- Decades:: 1920s; 1930s; 1940s; 1950s; 1960s;
- See also:: Other events of 1940 List of years in Afghanistan

= 1940 in Afghanistan =

The following lists events that happened during 1940 in Afghanistan.

Internal economic development is furthered by increasing the availability of land for cultivation, by assistance to the sugar-beet industry, and by official sanction of a scheme for the formation of a joint-stock company to coordinate the work of the country's cotton pressing, spinning, and weaving factories. Special taxation is imposed for the purchase of arms from abroad and the construction of two radio stations and three railway lines.

==Incumbents==
- Monarch – Mohammed Zahir Shah
- Prime Minister – Mohammad Hashim Khan

==January 1940==
Obligatory national service for all males over 17 is decreed.

==Early 1940==
Archaeology benefits by the discovery of the long-buried city of Begram, the ancient capital at the time of the Greek domination, by the French research expedition (withdrawn in July) under Prof.

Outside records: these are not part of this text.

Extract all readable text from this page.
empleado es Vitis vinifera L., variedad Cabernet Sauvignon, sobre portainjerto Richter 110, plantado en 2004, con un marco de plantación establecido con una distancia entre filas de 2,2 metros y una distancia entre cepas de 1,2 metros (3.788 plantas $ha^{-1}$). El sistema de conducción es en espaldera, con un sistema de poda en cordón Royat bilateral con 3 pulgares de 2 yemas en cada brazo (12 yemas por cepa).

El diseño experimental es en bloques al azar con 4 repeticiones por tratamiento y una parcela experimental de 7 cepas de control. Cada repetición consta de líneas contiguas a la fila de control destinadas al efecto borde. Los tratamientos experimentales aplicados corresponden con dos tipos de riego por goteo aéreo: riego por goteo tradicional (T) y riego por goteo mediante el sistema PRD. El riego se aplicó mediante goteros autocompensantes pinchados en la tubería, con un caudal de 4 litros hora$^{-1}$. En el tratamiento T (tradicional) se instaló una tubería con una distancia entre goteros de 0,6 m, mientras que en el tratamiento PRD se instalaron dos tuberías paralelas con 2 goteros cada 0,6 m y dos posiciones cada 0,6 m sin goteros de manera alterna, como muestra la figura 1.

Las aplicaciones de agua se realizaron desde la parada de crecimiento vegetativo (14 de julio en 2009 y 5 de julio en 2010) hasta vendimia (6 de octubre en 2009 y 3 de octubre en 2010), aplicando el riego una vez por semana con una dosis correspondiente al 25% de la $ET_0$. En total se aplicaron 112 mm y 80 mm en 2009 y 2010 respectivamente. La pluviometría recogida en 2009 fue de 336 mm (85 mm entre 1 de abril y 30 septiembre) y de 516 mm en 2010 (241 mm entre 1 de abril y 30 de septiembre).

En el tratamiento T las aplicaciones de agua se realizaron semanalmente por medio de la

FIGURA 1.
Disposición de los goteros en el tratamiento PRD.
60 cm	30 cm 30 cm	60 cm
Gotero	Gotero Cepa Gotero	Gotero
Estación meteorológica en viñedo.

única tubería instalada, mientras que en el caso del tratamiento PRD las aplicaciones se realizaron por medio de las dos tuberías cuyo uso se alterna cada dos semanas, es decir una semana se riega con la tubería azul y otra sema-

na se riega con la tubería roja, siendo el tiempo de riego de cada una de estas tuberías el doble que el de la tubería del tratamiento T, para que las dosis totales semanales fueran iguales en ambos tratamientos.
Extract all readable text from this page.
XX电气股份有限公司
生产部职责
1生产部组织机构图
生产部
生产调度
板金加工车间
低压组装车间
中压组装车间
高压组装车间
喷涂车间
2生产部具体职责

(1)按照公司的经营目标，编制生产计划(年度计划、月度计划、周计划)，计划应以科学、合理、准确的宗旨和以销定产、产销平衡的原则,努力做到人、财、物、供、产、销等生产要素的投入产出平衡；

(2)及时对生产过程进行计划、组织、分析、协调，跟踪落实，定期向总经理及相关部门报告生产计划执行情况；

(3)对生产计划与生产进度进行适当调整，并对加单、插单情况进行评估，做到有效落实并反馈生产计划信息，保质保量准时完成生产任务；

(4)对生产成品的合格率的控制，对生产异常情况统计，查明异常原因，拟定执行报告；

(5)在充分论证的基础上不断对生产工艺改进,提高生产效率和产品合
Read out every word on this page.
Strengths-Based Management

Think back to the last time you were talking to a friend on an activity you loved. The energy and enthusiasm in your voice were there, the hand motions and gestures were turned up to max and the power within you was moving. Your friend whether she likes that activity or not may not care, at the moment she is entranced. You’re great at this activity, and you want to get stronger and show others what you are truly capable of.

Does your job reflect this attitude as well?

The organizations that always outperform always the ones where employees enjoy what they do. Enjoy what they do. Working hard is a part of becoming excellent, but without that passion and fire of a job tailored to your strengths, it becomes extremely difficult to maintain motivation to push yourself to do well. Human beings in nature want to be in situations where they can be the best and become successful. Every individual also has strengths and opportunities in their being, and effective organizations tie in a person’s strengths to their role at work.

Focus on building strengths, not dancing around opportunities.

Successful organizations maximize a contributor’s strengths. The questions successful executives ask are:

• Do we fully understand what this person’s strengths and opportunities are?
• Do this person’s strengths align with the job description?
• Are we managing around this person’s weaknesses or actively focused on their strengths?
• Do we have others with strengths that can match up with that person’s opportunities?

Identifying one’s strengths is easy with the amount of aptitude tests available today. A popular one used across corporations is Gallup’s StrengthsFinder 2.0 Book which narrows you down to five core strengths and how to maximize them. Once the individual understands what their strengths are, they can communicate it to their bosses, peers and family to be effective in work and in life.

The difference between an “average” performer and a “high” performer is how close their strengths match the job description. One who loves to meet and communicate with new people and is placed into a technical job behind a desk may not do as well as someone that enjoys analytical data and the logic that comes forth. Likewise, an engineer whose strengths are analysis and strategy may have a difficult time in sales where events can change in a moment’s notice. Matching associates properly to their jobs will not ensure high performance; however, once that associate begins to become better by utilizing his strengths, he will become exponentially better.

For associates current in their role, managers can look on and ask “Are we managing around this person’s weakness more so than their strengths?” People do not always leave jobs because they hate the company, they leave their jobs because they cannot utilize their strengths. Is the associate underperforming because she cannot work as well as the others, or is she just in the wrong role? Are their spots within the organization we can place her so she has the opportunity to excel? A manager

Joseph Hackin.

==July 1940==
A trade agreement with the U.S.S.R. is signed, under which Afghanistan exchanges wool, casings, skins, and herbs against textiles, salt, sugar, and kerosene.

==August 17, 1940==
Parliament is opened at Kabul, and the king says that the country is pursuing a policy consistent with a declaration of neutrality, and that political and economic relations between Afghanistan and the belligerent powers are very cordial. However, he stresses the necessity of being prepared and united in view of current external events.